2.Kachi Balihari 10/12 pit is an operating underground colliery. With a normative annual production capacity of 0.09 million tonnes per year and peak annual production capacity of 0.117 million tonnes per year, it had an expected life of 9 years.

3.PB Project is an operating underground colliery. With a normative annual production capacity of 0.8 million tonnes per year and peak annual production capacity of 1.04 million tonnes per year, it had an expected life of more than 30 years.

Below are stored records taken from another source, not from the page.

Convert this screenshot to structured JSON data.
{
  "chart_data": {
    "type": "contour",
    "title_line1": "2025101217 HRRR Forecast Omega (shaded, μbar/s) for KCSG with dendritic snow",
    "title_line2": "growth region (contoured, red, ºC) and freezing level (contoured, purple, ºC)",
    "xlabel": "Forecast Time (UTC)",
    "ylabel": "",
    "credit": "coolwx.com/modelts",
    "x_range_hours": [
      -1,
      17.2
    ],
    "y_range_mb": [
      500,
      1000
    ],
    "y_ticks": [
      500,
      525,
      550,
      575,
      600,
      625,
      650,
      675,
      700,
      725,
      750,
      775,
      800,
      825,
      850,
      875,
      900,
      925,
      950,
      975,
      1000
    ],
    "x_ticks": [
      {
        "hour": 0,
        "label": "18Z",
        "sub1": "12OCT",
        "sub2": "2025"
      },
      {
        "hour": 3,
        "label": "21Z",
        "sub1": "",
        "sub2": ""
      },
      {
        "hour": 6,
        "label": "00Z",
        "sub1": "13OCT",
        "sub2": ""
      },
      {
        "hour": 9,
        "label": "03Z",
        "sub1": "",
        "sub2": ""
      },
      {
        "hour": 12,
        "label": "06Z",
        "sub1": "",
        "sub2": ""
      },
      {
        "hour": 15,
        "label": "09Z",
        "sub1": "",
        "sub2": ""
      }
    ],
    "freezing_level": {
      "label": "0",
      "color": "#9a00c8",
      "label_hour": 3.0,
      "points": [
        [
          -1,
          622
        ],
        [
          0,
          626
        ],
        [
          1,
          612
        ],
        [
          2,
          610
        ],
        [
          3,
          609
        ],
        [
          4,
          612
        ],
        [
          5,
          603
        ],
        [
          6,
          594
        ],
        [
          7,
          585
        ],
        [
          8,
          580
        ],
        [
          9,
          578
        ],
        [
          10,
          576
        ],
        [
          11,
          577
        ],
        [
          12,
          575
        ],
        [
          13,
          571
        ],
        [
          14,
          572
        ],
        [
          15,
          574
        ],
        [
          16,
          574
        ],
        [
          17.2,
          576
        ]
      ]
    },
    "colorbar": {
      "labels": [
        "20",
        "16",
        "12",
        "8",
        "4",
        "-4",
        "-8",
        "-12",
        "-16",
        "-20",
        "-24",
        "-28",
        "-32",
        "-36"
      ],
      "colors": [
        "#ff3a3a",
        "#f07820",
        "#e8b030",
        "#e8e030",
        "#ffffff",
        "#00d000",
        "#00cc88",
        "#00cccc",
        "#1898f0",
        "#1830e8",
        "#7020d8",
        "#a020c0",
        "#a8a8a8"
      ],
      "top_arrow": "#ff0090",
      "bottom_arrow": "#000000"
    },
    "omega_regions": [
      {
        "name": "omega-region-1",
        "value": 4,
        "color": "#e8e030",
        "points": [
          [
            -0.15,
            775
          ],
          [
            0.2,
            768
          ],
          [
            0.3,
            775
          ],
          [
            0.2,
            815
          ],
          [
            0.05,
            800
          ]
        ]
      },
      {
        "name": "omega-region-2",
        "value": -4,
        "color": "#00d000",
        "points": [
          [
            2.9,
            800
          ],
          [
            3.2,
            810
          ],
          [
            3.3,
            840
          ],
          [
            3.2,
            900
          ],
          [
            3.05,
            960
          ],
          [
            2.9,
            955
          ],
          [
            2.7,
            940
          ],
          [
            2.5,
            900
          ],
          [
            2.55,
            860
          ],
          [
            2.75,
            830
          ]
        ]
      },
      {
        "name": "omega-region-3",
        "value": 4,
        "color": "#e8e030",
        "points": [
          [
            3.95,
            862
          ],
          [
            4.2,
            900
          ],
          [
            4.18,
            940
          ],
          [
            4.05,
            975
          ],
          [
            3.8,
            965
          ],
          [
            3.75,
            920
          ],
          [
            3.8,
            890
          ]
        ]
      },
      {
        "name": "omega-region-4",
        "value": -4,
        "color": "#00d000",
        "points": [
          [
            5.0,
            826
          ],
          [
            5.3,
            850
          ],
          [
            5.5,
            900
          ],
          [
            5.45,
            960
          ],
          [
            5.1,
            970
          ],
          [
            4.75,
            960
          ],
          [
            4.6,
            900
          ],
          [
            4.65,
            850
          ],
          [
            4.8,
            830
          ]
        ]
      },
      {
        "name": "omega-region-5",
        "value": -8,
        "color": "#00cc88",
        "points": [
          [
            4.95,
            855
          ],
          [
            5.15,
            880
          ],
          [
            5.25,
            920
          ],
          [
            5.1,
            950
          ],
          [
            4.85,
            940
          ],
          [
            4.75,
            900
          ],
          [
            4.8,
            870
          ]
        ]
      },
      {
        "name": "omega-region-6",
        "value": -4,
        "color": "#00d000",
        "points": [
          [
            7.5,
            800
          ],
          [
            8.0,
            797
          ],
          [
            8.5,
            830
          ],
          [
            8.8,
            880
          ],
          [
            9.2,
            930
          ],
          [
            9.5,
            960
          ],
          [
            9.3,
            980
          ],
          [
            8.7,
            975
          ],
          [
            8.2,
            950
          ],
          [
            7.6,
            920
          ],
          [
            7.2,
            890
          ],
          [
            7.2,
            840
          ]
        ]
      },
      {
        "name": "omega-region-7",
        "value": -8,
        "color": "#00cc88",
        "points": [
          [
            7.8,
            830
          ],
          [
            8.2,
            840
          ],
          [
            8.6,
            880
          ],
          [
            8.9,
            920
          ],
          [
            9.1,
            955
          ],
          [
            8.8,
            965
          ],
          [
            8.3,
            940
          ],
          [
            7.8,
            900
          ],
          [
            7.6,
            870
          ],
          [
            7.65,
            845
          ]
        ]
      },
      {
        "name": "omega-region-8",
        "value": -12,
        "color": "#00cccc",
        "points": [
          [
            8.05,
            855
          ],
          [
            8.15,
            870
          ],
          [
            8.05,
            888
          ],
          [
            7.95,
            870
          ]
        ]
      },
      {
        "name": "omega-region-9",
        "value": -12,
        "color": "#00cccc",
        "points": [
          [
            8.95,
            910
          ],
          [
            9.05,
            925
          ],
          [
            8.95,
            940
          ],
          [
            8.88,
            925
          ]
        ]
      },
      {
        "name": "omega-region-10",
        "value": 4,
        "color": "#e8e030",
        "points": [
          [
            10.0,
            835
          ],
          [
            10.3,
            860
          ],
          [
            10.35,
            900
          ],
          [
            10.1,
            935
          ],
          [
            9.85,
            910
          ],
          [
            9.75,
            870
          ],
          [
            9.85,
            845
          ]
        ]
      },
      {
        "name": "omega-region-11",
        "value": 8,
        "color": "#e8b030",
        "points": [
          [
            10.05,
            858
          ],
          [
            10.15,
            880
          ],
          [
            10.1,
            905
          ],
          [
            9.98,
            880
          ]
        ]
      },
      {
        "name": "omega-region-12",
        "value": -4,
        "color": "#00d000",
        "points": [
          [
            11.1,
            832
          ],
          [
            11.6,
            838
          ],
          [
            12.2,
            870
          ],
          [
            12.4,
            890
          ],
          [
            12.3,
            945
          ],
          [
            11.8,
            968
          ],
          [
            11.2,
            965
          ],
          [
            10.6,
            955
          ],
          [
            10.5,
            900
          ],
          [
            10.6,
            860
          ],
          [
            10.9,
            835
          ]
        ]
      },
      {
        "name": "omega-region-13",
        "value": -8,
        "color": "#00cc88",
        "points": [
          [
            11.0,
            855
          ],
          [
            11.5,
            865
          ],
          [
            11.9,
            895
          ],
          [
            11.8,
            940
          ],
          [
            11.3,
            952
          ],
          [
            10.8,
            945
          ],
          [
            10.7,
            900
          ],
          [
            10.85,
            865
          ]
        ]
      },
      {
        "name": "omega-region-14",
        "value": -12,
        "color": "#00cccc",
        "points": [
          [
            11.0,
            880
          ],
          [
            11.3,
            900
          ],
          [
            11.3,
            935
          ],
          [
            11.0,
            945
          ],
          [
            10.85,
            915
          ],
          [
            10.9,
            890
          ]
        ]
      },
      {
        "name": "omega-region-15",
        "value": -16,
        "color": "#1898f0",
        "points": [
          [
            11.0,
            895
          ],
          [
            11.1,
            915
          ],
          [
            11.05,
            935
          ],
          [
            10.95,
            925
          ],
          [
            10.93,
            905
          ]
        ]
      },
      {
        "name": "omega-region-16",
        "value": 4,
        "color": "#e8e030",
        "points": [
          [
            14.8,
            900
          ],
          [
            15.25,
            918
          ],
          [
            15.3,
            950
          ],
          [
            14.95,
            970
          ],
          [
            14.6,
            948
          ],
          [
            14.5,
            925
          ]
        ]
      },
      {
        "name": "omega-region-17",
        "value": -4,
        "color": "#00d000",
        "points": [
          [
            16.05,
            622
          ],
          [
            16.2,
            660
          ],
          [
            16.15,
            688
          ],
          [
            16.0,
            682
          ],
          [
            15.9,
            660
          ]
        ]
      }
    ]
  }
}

4.Bhagabandh colliery is an operating underground colliery. With a normative annual production capacity of 0.08 million tonnes per year and peak annual production capacity of 0.104 million tonnes per year, it had an expected life of 5 years.

5.Kenduadih colliery is an operating open cast colliery. With a normative annual production capacity of 0.20 million tonnes per year and peak annual production capacity of 0.26 million tonnes per year, it had an expected life of more than 25 years.

6.Pootkee colliery is a non-producing underground colliery.

7.Kachi Balihari 5/6 pit colliery is a non-producing underground colliery.

==Coal field fire==
===Overview===
Jharia is famous for a coal field fire that has burned underground for a century. The first fire was detected in 1916. According to records, it was the Khas Jharia mines of Seth Khora Ramji, who was a pioneer of Indian coalmines, whose mines were one of the firsts to collapse in underground fire in 1930. Two of his collieries, Khas Jharia and Golden Jharia, which worked on maximum 260-foot-deep shafts, collapsed due to now infamous underground fires, in which their house and bungalow also collapsed on 8 November 1930, causing 18 feet subsidence and widespread destruction. The fire never stopped despite sincere efforts by mines department and railway authorities and in 1933 flaming crevasses lead to exodus of many residents. The 1934 Nepal–Bihar earthquake led to further spread of fire and by 1938 the authorities had declared that there is raging fire beneath the town with 42 collieries out of 133 on fire.

In 1972, more than 70 mine fires were reported in this region. As of 2007, more than 400,000 people who reside in Jharia are living on land in danger of subsidence due to the fires, and according to Satya Pratap Singh, "Jharia township is on the brink of an ecological and human disaster". The government has been criticized for a perceived lackadaisical attitude towards the safety of the people of Jharia. Heavy fumes emitted by the fires lead to severe health problems such as breathing disorders and skin diseases among the local population.

===Fire in the PB Area===
There are 6 fire-affected sites in Pootkee Balihari Area. Of these two have been sealed and the fire in the remaining four are under control but requires action.

==Subsidence==
In a study conducted for the identification of subsidence prone areas it has been found that there are 75 inhabited areas sitting on coal-bearing areas in the Pootkee Balihari Area. Out of these only one site is on wholly stable ground, 65 sites are wholly on subsidence prone area and the rest are on partly stable and partly subsidence prone area.